En el título “CONTENIDO DE LA PRUEBA”, asegura que el sentenciador omitió considerar, en el estudio mancomunado de las pruebas, los testimonios de Álvaro Sepúlveda Quintero, María Dolly González Galeano, Ancizar Castaño Buitrago, María del Carmen Escárraga Pérez, Julia Rosa Pérez Piedrahita y William Castañeda Buriticá y la indagatoria de Luis Alberto Arrieta Morales, medios de prueba que transcribe en su partes esenciales.
Dice que el Tribunal, al haber omitido dichos elementos de juicio, los que fueron producidos y allegados al proceso de manera legal, incurrió en un error de hecho por falso juicio de existencia, medios de convicción de los cuales no surge sindicación de que su representado haya participado en los hechos materia de juzgamiento.
Acota:
“Más todavía, todos los testigos hacen referencia, como indicativo de que lo conocen, que era persona que vendía gallinas y huevos. Éstos incluso lo dice el señor GONZALO ARRIETA, escolta del testigo con reserva de identidad, clave ‘PABLO’, que resultó siendo ALONSO DE JESÚS BAQUERO AGUDELO. En ninguna parte de la sentencia acusada se hace referencia a estas diligencias de carácter probatorio legalmente producidas y allegadas al proceso. Al omitir la consideración de estas pruebas, existe un error de hecho por falta de apreciación o falso juicio de existencia que está plenamente probado en la sentencia acusada, pues sobre las mismas no existe valoración alguna”.
En lo que llamó “VIOLACIÓN DE LA NORMA SUSTANCIAL”, insiste en la vulneración del artículo 254 del C. de P. Penal, ya que el juzgador no expuso, de manera razonada, el mérito de cada prueba, yerro de apreciación que condujo a la aplicación indebida de los artículos 324 del C. Penal y 2° del Decreto 1194 de 1989 y falta de aplicación del artículo 247 del C. de P. Penal, máxime cuando de dichas pruebas se infería que su procurado no tuvo ninguna participación en la aprehensión y muerte de los comerciantes y que no era miembro de esa agrupación irregular.

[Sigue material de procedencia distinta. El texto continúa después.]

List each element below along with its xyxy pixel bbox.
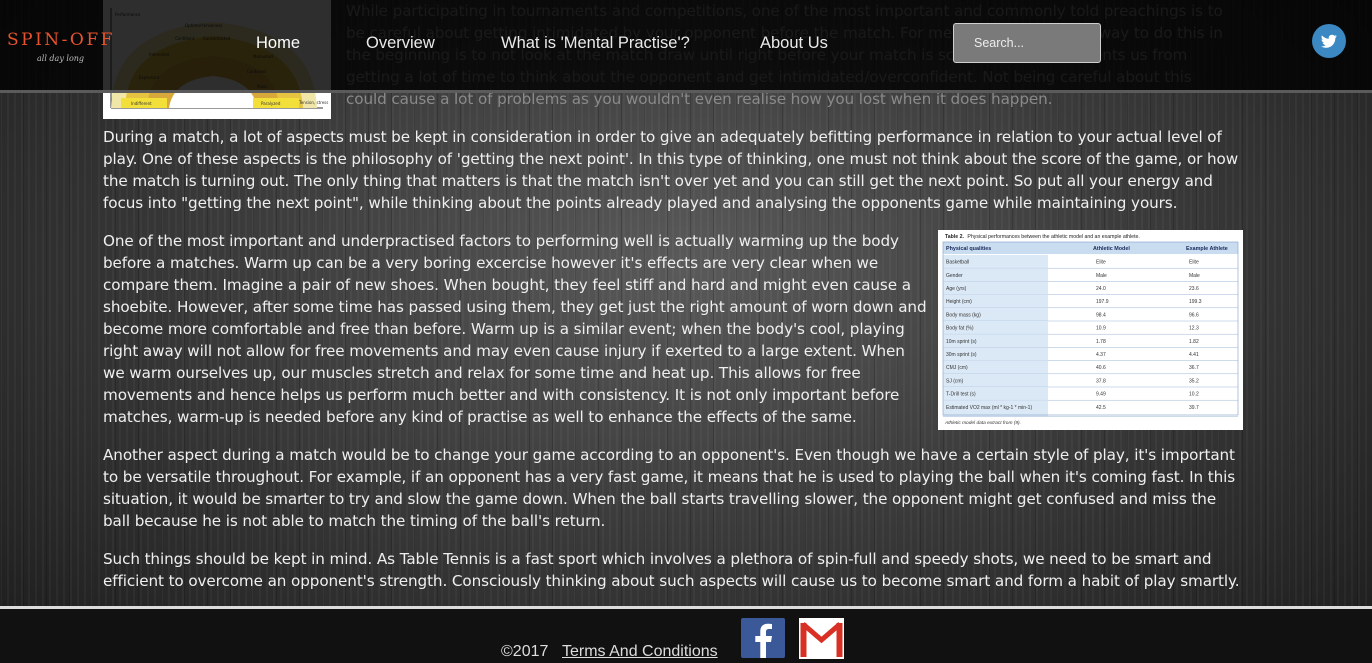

Agrega que si se hubieran considerado las pruebas ignoradas, “el juzgador hubiera llegado a la certeza de que nunca se verificó, constató y ratificó los supuestos cargos hechos por el testigo con reserva de identidad …”.

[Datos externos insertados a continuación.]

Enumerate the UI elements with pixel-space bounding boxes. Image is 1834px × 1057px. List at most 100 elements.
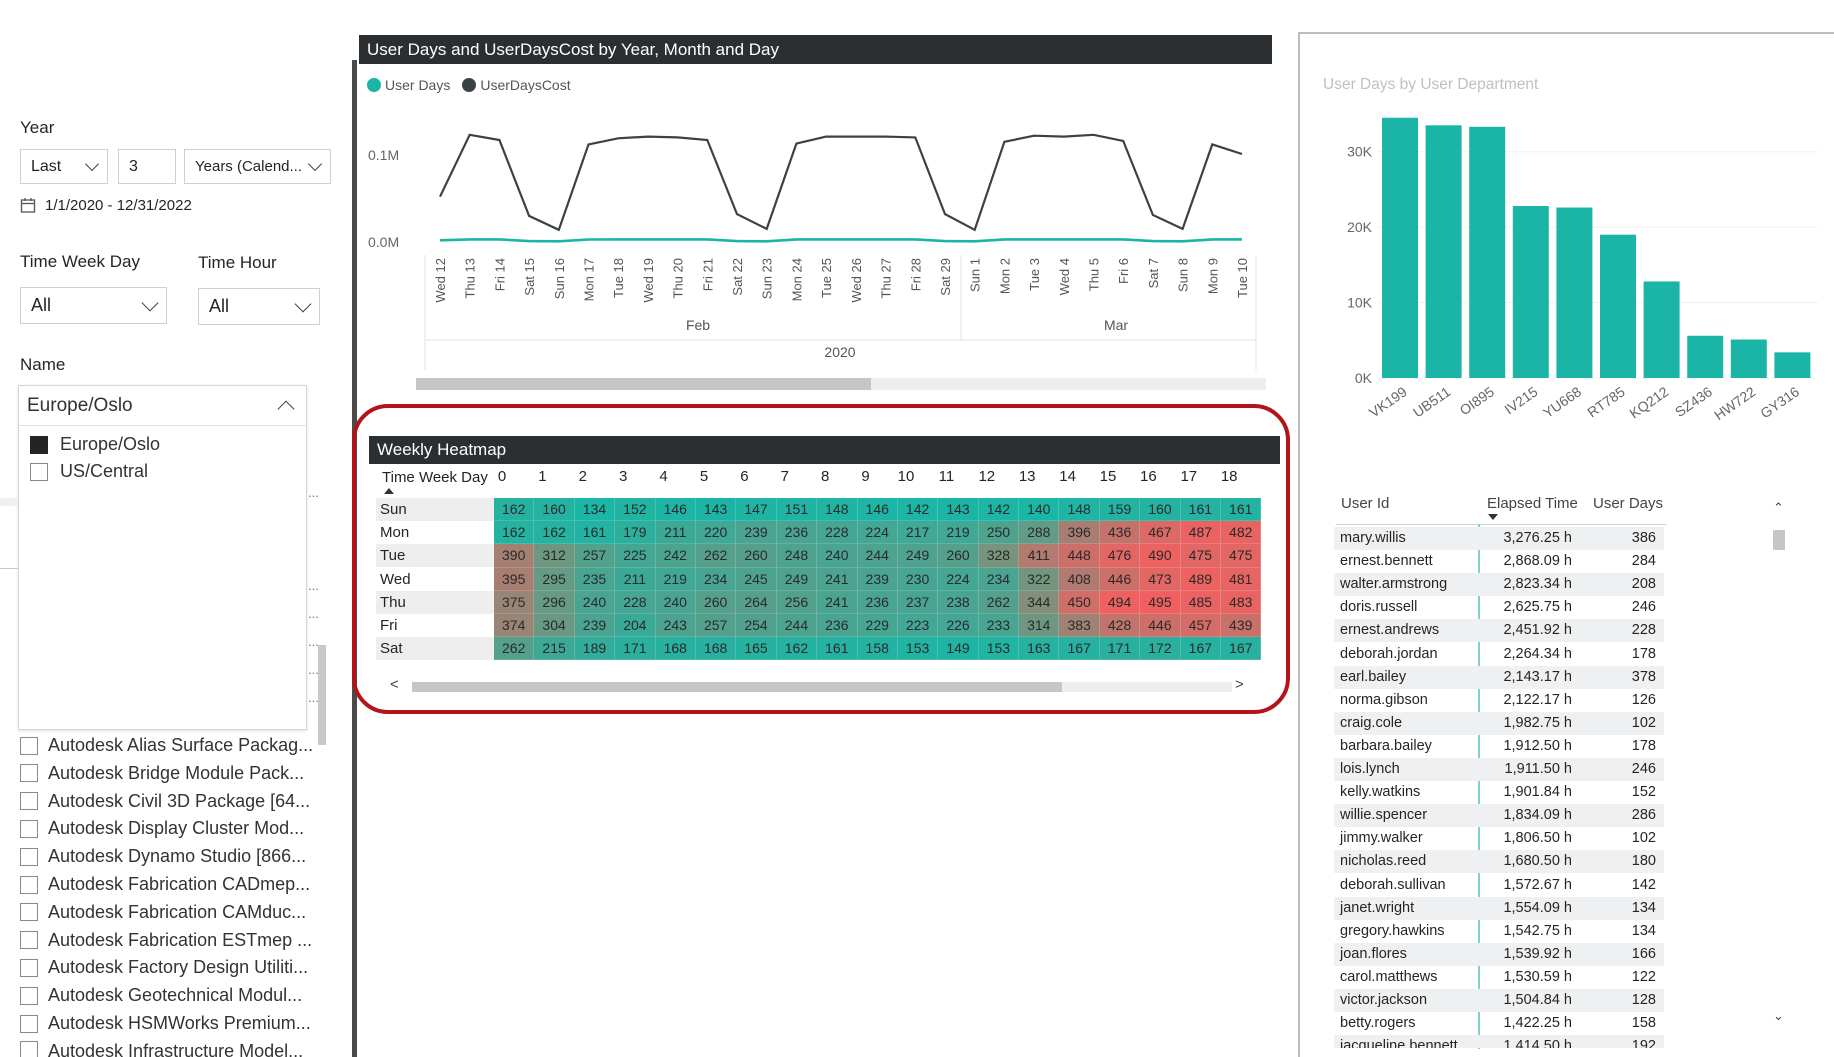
heatmap-cell[interactable]: 171	[1099, 637, 1141, 661]
heatmap-cell[interactable]: 134	[574, 498, 616, 522]
heatmap-cell[interactable]: 436	[1099, 521, 1141, 545]
scroll-up-icon[interactable]: ⌃	[1773, 500, 1784, 516]
heatmap-cell[interactable]: 151	[776, 498, 818, 522]
heatmap-cell[interactable]: 211	[615, 567, 656, 591]
heatmap-cell[interactable]: 179	[615, 521, 656, 545]
heatmap-cell[interactable]: 224	[857, 521, 898, 545]
heatmap-cell[interactable]: 489	[1180, 567, 1222, 591]
heatmap-cell[interactable]: 230	[897, 567, 939, 591]
heatmap-cell[interactable]: 158	[857, 637, 898, 661]
package-list-item[interactable]: Autodesk HSMWorks Premium...	[20, 1013, 311, 1034]
table-row[interactable]: doris.russell 2,625.75 h 246	[1334, 596, 1664, 619]
heatmap-cell[interactable]: 146	[655, 498, 696, 522]
package-list-item[interactable]: Autodesk Civil 3D Package [64...	[20, 791, 310, 812]
heatmap-cell[interactable]: 374	[494, 613, 535, 638]
heatmap-cell[interactable]: 160	[534, 498, 575, 522]
heatmap-cell[interactable]: 234	[978, 567, 1020, 591]
package-list-item[interactable]: Autodesk Alias Surface Packag...	[20, 735, 313, 756]
heatmap-cell[interactable]: 147	[736, 498, 777, 522]
year-count-input[interactable]: 3	[118, 149, 176, 184]
heatmap-cell[interactable]: 248	[776, 544, 818, 568]
table-row[interactable]: gregory.hawkins 1,542.75 h 134	[1334, 920, 1664, 943]
heatmap-cell[interactable]: 143	[938, 498, 979, 522]
table-row[interactable]: lois.lynch 1,911.50 h 246	[1334, 758, 1664, 781]
package-list-item[interactable]: Autodesk Geotechnical Modul...	[20, 985, 302, 1006]
year-unit-dropdown[interactable]: Years (Calend...	[184, 149, 331, 184]
heatmap-cell[interactable]: 448	[1059, 544, 1100, 568]
heatmap-cell[interactable]: 162	[534, 521, 575, 545]
heatmap-cell[interactable]: 244	[857, 544, 898, 568]
heatmap-row-header[interactable]: Time Week Day	[382, 469, 488, 486]
heatmap-cell[interactable]: 260	[938, 544, 979, 568]
heatmap-cell[interactable]: 254	[736, 613, 777, 638]
heatmap-cell[interactable]: 396	[1059, 521, 1100, 545]
heatmap-cell[interactable]: 228	[615, 590, 656, 614]
heatmap-cell[interactable]: 473	[1140, 567, 1181, 591]
heatmap-scrollbar-track[interactable]	[1062, 682, 1232, 692]
heatmap-cell[interactable]: 149	[938, 637, 979, 661]
heatmap-cell[interactable]: 163	[1019, 637, 1060, 661]
heatmap-cell[interactable]: 439	[1221, 613, 1262, 638]
heatmap-cell[interactable]: 161	[1180, 498, 1222, 522]
heatmap-cell[interactable]: 238	[938, 590, 979, 614]
heatmap-cell[interactable]: 446	[1140, 613, 1181, 638]
heatmap-cell[interactable]: 249	[776, 567, 818, 591]
heatmap-cell[interactable]: 262	[978, 590, 1020, 614]
heatmap-cell[interactable]: 148	[1059, 498, 1100, 522]
heatmap-cell[interactable]: 295	[534, 567, 575, 591]
table-row[interactable]: nicholas.reed 1,680.50 h 180	[1334, 850, 1664, 874]
heatmap-cell[interactable]: 153	[897, 637, 939, 661]
heatmap-cell[interactable]: 241	[817, 567, 858, 591]
heatmap-cell[interactable]: 146	[857, 498, 898, 522]
heatmap-cell[interactable]: 167	[1059, 637, 1100, 661]
heatmap-cell[interactable]: 467	[1140, 521, 1181, 545]
heatmap-cell[interactable]: 262	[695, 544, 737, 568]
heatmap-cell[interactable]: 481	[1221, 567, 1262, 591]
heatmap-cell[interactable]: 411	[1019, 544, 1060, 568]
heatmap-scrollbar-thumb[interactable]	[412, 682, 1062, 692]
table-row[interactable]: deborah.sullivan 1,572.67 h 142	[1334, 874, 1664, 897]
heatmap-cell[interactable]: 249	[897, 544, 939, 568]
table-row[interactable]: mary.willis 3,276.25 h 386	[1334, 527, 1664, 550]
heatmap-cell[interactable]: 211	[655, 521, 696, 545]
heatmap-cell[interactable]: 189	[574, 637, 616, 661]
heatmap-cell[interactable]: 475	[1180, 544, 1222, 568]
table-row[interactable]: jimmy.walker 1,806.50 h 102	[1334, 827, 1664, 850]
heatmap-cell[interactable]: 241	[817, 590, 858, 614]
heatmap-cell[interactable]: 162	[776, 637, 818, 661]
heatmap-cell[interactable]: 408	[1059, 567, 1100, 591]
heatmap-cell[interactable]: 428	[1099, 613, 1141, 638]
heatmap-cell[interactable]: 220	[695, 521, 737, 545]
table-row[interactable]: victor.jackson 1,504.84 h 128	[1334, 989, 1664, 1012]
heatmap-cell[interactable]: 304	[534, 613, 575, 638]
table-header-user-id[interactable]: User Id	[1341, 495, 1389, 512]
table-row[interactable]: kelly.watkins 1,901.84 h 152	[1334, 781, 1664, 804]
heatmap-cell[interactable]: 236	[817, 613, 858, 638]
heatmap-cell[interactable]: 244	[776, 613, 818, 638]
package-list-item[interactable]: Autodesk Dynamo Studio [866...	[20, 846, 306, 867]
name-option-us-central[interactable]: US/Central	[30, 461, 148, 482]
table-row[interactable]: janet.wright 1,554.09 h 134	[1334, 896, 1664, 920]
heatmap-cell[interactable]: 168	[695, 637, 737, 661]
heatmap-cell[interactable]: 482	[1221, 521, 1262, 545]
heatmap-cell[interactable]: 159	[1099, 498, 1141, 522]
table-row[interactable]: ernest.bennett 2,868.09 h 284	[1334, 550, 1664, 573]
heatmap-cell[interactable]: 168	[655, 637, 696, 661]
table-header-user-days[interactable]: User Days	[1593, 495, 1663, 512]
heatmap-cell[interactable]: 383	[1059, 613, 1100, 638]
heatmap-cell[interactable]: 233	[978, 613, 1020, 638]
heatmap-cell[interactable]: 142	[897, 498, 939, 522]
line-chart-scrollbar[interactable]	[416, 378, 1266, 390]
heatmap-cell[interactable]: 167	[1221, 637, 1262, 661]
heatmap-cell[interactable]: 226	[938, 613, 979, 638]
heatmap-cell[interactable]: 162	[494, 521, 535, 545]
heatmap-cell[interactable]: 228	[817, 521, 858, 545]
heatmap-cell[interactable]: 260	[695, 590, 737, 614]
package-list-item[interactable]: Autodesk Fabrication ESTmep ...	[20, 930, 312, 951]
heatmap-cell[interactable]: 494	[1099, 590, 1141, 614]
heatmap-cell[interactable]: 239	[857, 567, 898, 591]
heatmap-cell[interactable]: 296	[534, 590, 575, 614]
table-row[interactable]: norma.gibson 2,122.17 h 126	[1334, 689, 1664, 712]
table-row[interactable]: craig.cole 1,982.75 h 102	[1334, 711, 1664, 735]
package-list-item[interactable]: Autodesk Fabrication CADmep...	[20, 874, 310, 895]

En consecuencia, solicita a la Corte casar el fallo impugnado y, en su lugar, absolver al acusado, ordenando su libertad inmediata.
CONCEPTO DEL PROCURADOR SEGUNDO
DELEGADO PARA LA CASACIÓN PENAL
Primer cargo
Conceptúa que el censor realiza una “una mixtura de cargos al interior de la causal”, ya que “un camino es censurar por falso juicio de identidad, el cual comprende tres modalidades, a saber, agregados, mutilaciones y tergiversaciones. Y otro sendero reprochar por la manera como el órgano de prueba obtuvo el conocimiento del objeto de prueba (si directa o indirectamente), como también, haber tenido como prueba única, a un testigo con reserva de identidad, que sería un falso juicio de convicción”.
Le llama la atención que el libelista, al finalizar el cargo, afirme que a su procurado no sólo se le condenó con base en un falso juicio de identidad, “sino que se hizo a pesar de que en la sentencia se reconoció que la situación probatoria era algo exigua e insuficiente”, cuando el Tribunal se refería a la requerida para considerarlo como coautor, pero no a la de cómplice.
En consecuencia, estima que el cargo no debe prosperar.
Segundo cargo
Precisa que en esta censura comete los mismos errores técnicos de la anterior, ya que cuando indica que en la justicia regional no se podía dictar sentencia con fundamento en uno o en varios testimonios de personas cuya identidad se reservó, se estaría en presencia de un falso juicio de convicción y no de existencia, como lo enunció.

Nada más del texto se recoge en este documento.